The basic idea here is that we only deal with nodes like Def, Call and Lit, and every node has a set of children. In this tree the nodes are built like this:

[Def, method_name, arguments, body] # => def method_name(*arguments); body; end
[Lit, number]                       # => (integer)
[Call, receiver, method_name, arguments] # => receiver.method_name(*arguments)

I think I get your point. This is very similar to S-expressions!

(def plus_five (n)
  (call n + 5))

Yes! It turns out that S-expressions are excellent to represent abstract syntax trees. And when compiler gurus talk about S-expressions, they don’t talk about the file format, they talk about the way Lisp represent it’s code: The first element in the list is the operator/function and the rest are the operands/arguments.

So S-expressions themselves aren’t very exciting, it all depends on what you put in them?

Exactly. The Sexp-class basically looks like this:

class Sexp < Array
  def sexp_type
    self[0]
  end
  
  def sexp_body
    self[1..-1]
  end
end

A glorified Array. That’s all there is to it.

And what do people put in these Sexps?

Let me show you an example. First, gem install ruby_parser. Then:

require 'ruby_parser'
require 'pp'

pp RubyParser.new.parse(<<-EOF)
  def plus_five(n)
    n + 5
  end
EOF

Interesting:

s(:defn,
 :plus_five,
 s(:args, :n),
 s(:scope,
   s(:block,
     s(:call, s(:lvar, :n), :+, s(:arglist, s(:lit, 5))))))

This is the syntatic strucure of our code. It’s not possible to reconstruct the original snippet character-by-character; you only get what the compiler/interpreter/virtual machine actually sees. And often that’s exactly the only thing we want.

Aha. Who decided this structure and these names by the way?

Well, I’m not quite certain, but I believe ParseTree by Ryan Davis started it all.

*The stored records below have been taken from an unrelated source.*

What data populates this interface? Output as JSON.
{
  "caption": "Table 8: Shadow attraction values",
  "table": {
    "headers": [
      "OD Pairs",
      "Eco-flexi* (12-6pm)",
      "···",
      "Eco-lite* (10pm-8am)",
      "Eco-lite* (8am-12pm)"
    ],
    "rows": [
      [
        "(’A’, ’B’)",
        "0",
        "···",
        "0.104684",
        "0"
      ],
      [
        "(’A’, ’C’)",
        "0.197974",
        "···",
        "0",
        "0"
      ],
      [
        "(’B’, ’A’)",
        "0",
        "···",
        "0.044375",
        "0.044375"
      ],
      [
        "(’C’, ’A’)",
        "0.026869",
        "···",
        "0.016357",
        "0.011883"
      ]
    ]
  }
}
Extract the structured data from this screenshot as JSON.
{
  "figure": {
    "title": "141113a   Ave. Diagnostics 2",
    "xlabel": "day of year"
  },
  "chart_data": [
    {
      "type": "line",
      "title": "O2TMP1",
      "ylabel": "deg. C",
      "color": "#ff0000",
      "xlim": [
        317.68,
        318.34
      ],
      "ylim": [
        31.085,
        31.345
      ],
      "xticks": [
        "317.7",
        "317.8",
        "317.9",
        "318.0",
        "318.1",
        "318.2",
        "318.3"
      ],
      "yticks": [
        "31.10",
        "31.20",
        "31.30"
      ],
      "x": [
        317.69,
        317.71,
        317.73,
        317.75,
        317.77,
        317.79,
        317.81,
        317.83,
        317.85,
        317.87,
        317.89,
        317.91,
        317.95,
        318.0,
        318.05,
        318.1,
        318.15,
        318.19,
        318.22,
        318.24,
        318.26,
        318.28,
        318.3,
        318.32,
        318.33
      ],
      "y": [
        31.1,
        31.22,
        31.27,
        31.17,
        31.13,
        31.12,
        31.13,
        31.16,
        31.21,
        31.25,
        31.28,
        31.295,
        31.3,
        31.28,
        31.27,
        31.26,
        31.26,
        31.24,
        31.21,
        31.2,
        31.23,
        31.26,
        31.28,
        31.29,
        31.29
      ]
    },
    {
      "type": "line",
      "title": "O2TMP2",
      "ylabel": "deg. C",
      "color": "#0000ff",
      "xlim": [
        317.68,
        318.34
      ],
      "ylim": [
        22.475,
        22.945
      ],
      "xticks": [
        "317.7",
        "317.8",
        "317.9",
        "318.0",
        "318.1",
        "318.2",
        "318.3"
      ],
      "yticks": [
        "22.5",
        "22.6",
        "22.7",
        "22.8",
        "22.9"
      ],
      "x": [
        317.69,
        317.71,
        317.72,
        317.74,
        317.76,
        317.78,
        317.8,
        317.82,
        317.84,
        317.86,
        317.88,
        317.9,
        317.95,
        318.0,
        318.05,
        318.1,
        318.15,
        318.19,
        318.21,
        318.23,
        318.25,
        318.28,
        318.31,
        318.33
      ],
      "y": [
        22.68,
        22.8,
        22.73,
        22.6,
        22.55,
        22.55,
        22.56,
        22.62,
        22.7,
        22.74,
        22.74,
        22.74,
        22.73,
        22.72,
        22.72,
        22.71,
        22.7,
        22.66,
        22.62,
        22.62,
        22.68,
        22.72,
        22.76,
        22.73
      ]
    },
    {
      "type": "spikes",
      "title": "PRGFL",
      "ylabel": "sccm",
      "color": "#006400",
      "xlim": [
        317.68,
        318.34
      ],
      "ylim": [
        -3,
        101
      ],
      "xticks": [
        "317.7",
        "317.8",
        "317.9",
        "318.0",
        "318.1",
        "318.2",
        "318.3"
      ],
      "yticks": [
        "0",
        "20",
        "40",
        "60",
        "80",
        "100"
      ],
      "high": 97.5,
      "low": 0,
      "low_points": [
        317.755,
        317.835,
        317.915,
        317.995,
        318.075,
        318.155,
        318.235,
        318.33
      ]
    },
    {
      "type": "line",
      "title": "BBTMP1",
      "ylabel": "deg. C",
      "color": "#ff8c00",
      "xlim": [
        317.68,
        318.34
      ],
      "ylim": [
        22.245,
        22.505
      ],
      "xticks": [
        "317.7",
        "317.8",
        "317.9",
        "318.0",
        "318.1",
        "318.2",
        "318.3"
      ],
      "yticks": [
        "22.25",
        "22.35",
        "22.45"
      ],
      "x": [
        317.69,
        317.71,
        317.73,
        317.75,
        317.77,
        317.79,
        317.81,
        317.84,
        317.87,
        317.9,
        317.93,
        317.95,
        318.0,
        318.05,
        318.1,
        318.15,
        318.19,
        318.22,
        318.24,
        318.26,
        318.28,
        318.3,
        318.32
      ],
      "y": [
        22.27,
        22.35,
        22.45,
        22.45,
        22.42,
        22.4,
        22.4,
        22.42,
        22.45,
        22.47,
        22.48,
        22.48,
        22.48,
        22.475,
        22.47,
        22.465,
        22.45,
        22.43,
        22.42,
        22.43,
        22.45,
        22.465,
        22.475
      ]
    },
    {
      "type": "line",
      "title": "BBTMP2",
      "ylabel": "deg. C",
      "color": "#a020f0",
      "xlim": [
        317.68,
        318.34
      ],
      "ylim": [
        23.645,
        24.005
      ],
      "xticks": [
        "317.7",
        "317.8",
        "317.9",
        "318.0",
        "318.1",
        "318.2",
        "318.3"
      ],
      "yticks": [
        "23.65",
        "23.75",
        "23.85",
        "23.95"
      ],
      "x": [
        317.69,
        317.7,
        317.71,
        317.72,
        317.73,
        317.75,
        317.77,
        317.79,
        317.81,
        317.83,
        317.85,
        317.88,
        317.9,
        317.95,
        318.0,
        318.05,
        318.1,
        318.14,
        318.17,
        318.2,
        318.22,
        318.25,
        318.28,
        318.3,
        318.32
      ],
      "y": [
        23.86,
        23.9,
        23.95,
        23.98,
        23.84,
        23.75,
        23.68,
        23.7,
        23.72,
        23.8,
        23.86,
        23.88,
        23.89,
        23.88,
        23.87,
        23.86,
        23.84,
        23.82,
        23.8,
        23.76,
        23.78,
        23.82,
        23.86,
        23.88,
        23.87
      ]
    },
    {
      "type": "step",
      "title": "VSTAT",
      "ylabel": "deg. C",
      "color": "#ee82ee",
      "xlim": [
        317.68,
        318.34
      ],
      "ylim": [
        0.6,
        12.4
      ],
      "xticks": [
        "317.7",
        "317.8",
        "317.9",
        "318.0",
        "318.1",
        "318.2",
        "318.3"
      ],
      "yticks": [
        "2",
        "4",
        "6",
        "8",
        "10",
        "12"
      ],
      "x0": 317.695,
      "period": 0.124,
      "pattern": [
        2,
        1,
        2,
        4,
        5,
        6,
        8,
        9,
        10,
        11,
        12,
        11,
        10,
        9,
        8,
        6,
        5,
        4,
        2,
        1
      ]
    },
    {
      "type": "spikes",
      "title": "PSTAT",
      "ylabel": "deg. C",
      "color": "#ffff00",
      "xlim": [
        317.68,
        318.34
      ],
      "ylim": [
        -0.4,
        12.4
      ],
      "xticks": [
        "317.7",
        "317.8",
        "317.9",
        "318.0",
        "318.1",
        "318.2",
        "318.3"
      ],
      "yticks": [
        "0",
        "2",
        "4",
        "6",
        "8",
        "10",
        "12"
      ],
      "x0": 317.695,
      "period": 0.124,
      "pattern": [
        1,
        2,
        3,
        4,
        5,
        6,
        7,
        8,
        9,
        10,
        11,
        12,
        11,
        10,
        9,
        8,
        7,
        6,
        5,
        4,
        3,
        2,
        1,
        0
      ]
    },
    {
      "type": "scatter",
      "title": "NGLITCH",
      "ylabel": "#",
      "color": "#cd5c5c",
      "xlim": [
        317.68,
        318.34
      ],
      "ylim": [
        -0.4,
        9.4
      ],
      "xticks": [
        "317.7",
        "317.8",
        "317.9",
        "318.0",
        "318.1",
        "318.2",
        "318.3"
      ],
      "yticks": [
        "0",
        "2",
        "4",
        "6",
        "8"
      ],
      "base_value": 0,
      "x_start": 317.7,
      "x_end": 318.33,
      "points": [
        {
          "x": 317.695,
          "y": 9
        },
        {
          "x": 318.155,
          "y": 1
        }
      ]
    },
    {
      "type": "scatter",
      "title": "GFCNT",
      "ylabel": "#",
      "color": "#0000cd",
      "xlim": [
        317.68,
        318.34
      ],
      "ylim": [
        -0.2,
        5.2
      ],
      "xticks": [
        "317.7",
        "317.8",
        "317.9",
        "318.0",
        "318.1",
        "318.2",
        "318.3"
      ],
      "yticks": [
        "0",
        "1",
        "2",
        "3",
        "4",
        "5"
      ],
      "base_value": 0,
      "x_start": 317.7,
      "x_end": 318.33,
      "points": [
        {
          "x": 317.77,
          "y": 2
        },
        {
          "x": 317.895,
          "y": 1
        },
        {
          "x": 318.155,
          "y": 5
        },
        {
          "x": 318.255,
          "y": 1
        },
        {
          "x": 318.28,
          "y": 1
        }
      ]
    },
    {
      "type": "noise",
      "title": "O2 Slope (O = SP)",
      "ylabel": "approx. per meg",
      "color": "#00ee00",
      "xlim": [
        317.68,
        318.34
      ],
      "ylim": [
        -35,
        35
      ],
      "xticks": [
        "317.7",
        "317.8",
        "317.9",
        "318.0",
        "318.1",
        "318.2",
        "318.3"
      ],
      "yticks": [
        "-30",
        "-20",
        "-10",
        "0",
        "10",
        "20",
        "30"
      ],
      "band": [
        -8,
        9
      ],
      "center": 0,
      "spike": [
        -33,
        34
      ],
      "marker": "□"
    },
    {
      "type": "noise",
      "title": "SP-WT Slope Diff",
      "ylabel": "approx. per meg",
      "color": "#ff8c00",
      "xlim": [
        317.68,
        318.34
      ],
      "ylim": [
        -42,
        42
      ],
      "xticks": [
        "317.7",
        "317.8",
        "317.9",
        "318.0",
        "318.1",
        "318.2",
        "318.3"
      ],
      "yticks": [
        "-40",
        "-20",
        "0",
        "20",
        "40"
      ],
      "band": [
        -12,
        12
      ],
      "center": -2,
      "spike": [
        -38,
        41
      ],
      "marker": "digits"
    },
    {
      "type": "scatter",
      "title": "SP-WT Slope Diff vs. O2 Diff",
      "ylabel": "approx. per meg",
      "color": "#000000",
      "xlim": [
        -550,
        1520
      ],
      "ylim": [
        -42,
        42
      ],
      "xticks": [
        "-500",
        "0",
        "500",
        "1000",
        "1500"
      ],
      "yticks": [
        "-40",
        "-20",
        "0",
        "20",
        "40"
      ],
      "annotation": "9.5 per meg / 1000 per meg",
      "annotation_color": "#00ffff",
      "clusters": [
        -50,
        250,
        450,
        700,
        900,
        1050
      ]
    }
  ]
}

Oh, ParseTree sounds familiar.

It extracts the raw AST that Ruby 1.8 uses internally. It’s not very elegant, so Ryan also wrote UnifiedRuby which cleans it up a bit. RubyParser returns such a cleanup up Sexp.

And what do people use these cleaned up Sexps for?

There’s plenty of projects floating around, here’s some I’ve heard of:

Cool, that’s more than I thought.

And if more people knew about them, I guess there would be even more.

Let me recap:

For Rubyists, Sexp is an Array-ish list where the first element is the operator/function and the rest is the operands/arguments. The arguments can also contain other Sexp. When I think about it, that’s probably the most important thing: They are nested.

I guess it’s mostly useful when we’re actually manipulating code that executes. Like source code or templates?

Exactly!

Ah, excellent. Why were we talking about Sexps again?

Hm.. Now that’s a good question. I simply don’t remember. Let’s talk about it another time, shall we?